CMA CGM, troisième transporteur mondial de conteneurs, figure parmi les entreprises dont les navires sont bloqués dans le Golfe depuis le début du conflit. Celui-ci a virtuellement fermé cette voie navigable par laquelle transite un cinquième de l'approvisionnement mondial en pétrole et en GNL.

'Même si une solution de paix est mise en oeuvre dans les prochaines semaines, rien ne garantit qu'une autre crise ne surviendra pas plus tard, et nous ne pouvons pas rester prisonniers d'Ormuz', a déclaré Rodolphe Saadé, Président-Directeur Général de CMA CGM, lors d'une audition parlementaire.

'Je ne resterai pas focalisé sur l'idée que le détroit d'Ormuz va rouvrir et que tout redeviendra comme avant', a-t-il précisé. 'Malheureusement, je pense qu'il serait imprudent de réagir ainsi.'

CMA CGM pourrait continuer de proposer des itinéraires alternatifs à ses clients afin de s'adapter à un contexte géopolitique turbulent, a ajouté M. Saadé.

À l'instar de ses concurrents, le groupe marseillais s'est empressé de contourner Ormuz pour desservir le Golfe, acheminant les marchandises par route et par rail depuis des ports plus éloignés.

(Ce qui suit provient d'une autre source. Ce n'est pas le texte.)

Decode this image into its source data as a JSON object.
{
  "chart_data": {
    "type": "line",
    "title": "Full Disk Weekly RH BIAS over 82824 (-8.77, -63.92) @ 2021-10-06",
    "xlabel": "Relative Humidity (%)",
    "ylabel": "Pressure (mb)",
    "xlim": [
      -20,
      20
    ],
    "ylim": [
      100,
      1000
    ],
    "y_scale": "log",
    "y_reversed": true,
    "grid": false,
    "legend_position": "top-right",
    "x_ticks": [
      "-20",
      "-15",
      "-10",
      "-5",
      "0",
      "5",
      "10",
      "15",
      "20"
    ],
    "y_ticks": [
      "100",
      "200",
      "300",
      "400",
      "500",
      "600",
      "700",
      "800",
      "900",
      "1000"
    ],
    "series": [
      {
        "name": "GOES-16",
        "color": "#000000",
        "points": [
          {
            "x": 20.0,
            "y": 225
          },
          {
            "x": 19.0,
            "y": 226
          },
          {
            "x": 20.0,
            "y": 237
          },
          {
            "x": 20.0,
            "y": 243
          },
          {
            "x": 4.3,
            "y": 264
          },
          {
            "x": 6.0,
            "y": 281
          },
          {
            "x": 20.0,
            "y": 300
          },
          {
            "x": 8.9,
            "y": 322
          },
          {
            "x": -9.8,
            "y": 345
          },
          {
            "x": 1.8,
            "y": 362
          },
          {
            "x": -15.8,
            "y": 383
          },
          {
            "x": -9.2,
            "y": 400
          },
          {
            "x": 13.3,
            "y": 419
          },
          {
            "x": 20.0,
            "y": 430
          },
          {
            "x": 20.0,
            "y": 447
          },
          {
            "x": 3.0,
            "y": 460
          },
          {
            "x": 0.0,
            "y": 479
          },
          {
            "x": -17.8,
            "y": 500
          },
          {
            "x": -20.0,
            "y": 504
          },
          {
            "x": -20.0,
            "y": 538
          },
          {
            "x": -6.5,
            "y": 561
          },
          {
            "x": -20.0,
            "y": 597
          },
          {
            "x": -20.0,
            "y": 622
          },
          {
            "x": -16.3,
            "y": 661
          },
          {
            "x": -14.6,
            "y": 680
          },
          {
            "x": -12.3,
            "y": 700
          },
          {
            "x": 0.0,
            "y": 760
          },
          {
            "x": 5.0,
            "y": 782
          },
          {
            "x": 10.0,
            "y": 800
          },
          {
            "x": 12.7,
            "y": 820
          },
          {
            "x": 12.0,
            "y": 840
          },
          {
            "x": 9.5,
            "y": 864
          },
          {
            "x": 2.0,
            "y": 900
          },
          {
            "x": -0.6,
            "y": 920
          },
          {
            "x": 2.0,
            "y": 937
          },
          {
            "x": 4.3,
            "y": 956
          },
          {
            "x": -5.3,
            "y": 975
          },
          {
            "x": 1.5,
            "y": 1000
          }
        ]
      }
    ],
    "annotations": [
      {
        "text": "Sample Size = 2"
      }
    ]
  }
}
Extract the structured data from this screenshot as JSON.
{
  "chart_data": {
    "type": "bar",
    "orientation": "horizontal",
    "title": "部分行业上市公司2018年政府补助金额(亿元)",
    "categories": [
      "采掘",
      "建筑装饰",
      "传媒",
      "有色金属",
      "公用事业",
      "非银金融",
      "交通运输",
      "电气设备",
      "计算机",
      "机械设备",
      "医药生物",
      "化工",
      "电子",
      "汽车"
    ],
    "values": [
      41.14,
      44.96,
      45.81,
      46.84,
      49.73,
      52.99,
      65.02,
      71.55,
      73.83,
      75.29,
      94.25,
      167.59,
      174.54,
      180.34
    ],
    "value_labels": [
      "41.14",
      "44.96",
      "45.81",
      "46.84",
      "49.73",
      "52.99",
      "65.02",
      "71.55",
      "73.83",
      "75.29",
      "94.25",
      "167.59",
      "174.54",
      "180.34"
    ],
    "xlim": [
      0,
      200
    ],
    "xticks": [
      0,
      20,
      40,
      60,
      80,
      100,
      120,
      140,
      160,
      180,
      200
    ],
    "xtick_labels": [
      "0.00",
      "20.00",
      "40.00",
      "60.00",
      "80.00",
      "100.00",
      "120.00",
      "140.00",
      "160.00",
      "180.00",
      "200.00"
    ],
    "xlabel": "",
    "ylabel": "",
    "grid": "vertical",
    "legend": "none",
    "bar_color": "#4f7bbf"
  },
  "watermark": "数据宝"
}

M. Saadé, qui contrôle le groupe avec d'autres membres de sa famille, a indiqué que CMA CGM transportait environ un tiers du volume de conteneurs vers le Golfe par rapport à la période d'avant-guerre.

Le groupe estime que le recours à ces routes alternatives lui coûtera 300 millions de dollars supplémentaires au premier semestre, a précisé le directeur financier Ramon Fernandez lors de cette même audition.

CMA CGM comptait 14 navires bloqués dans le Golfe au début de la guerre avec l'Iran. Deux ont pu repartir depuis, mais l'un des bâtiments restants a été touché le mois dernier lors d'une attaque qui a blessé huit marins.